Eddoes was getting up.

Bolo said, ‘Eddoes, it have one thing I begging you not to do. I begging you, Eddoes, not to come for trim by me again, you hear. I can’t trust myself. And go and buy back my box-cart.’

Eddoes went away, muttering, ‘Is a funny sort of world where people think their little box-cart so good. It like my big blue cart?’

Bolo said, ‘When I get my hand on the good-for-nothing thief who take my money and say he taking me Venezuela, I go let him know something. You know what the man do? He drive around all night in the motor-launch and then put we down in a swamp, saying we reach Venezuela. I see some people. I begin talking to them in Spanish, they shake their head and laugh. You know is what? He put me down in Trinidad self, three four miles from La Brea.’

Hat said, ‘Bolo, you don’t know how lucky you is. Some of these people woulda kill you and throw you overboard, man. They say they don’t like getting into trouble with the Venezuelan police. Is illegal going over to Venezuela, you know.’

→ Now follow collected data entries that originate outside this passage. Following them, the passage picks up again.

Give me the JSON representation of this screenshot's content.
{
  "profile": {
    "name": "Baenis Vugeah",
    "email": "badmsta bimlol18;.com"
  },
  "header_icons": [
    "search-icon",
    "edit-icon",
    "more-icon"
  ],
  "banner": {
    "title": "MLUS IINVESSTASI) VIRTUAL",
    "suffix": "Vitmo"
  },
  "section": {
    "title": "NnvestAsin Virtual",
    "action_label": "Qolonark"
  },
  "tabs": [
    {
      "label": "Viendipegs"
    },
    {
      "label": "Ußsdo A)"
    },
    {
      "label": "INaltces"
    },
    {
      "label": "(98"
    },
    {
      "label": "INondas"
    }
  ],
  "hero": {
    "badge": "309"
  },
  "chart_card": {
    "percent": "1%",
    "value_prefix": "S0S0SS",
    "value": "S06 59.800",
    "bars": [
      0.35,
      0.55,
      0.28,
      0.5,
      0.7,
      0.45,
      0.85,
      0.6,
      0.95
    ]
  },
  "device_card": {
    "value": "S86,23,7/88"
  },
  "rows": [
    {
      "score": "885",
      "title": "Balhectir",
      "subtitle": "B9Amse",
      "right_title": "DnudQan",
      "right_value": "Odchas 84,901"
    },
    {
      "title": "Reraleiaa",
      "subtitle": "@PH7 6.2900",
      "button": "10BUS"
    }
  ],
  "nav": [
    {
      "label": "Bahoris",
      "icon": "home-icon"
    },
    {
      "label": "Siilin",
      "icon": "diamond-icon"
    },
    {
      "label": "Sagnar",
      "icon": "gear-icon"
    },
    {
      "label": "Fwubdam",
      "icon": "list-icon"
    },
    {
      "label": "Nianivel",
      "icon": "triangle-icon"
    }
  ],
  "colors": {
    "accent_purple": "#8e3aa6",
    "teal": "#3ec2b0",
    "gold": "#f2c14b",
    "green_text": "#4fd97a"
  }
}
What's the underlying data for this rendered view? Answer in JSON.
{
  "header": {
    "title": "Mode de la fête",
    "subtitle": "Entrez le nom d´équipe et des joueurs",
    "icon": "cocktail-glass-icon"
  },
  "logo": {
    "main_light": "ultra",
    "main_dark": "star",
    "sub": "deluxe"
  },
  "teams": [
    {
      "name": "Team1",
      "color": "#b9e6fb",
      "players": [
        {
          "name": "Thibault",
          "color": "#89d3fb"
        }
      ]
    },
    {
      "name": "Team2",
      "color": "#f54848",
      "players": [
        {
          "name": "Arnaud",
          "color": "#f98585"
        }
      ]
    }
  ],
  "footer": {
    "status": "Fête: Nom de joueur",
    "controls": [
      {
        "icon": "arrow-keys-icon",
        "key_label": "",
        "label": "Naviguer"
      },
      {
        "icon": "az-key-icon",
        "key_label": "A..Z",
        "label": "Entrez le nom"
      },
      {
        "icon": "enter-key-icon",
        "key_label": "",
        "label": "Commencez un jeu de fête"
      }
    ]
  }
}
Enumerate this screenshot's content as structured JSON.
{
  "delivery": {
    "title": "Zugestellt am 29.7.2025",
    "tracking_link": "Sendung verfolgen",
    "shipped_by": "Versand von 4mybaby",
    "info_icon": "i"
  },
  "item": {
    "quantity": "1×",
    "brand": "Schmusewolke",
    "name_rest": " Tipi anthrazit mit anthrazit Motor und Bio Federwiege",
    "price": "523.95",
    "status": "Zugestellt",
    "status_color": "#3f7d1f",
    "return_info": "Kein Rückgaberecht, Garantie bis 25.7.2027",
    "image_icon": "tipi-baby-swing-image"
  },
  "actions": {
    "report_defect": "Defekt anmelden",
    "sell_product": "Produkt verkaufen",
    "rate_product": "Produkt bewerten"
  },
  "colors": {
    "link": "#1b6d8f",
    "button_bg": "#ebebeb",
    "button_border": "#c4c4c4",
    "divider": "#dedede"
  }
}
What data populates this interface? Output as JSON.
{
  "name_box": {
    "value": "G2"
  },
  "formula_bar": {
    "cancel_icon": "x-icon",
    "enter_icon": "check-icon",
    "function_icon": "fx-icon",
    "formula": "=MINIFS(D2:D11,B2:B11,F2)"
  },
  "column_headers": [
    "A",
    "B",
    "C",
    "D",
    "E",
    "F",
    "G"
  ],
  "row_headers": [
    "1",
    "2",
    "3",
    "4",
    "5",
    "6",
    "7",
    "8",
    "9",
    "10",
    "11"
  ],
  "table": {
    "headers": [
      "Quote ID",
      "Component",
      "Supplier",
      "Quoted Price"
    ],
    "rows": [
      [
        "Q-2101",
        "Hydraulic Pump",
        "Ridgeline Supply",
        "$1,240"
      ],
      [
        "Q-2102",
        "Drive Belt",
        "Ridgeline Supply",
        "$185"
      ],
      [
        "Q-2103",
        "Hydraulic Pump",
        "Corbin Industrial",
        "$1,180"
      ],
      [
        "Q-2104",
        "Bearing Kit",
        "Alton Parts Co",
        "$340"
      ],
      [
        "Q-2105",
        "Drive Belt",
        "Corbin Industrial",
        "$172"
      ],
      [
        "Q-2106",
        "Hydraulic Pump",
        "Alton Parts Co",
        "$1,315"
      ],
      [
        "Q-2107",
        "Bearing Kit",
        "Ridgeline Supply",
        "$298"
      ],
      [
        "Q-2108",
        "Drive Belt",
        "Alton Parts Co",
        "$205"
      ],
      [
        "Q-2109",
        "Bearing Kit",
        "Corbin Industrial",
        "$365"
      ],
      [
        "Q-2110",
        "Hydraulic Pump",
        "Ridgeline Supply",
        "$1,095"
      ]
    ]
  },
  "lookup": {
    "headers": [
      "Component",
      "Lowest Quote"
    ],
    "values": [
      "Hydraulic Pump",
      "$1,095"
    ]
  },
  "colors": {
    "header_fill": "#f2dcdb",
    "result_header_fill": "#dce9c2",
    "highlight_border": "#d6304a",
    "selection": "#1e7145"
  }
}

We saw very little of Bolo after this. Eddoes managed to get the box-cart back, and he asked me to take it to Bolo.

Eddoes said, ‘You see why black people can’t get on in this world. You was there when he give it to me with his own two hands, and now he want it back. Take it back to him and tell him Eddoes say he could go to hell.’

I told Bolo, ‘Eddoes say he sorry and he send back the box-cart.’

Bolo said, ‘You see how black people is. They only quick to take, take. They don’t want to give. That is why black people never get on.’

I said, ‘Mr Bolo, it have something I take too, but I bring it back. Is the oil-cloth. I did take it and give it to my mother, but she ask me to bring it back.’

Bolo said, ‘Is all right. But, boy, who trimming you these days? You head look as though fowl sitting on it.’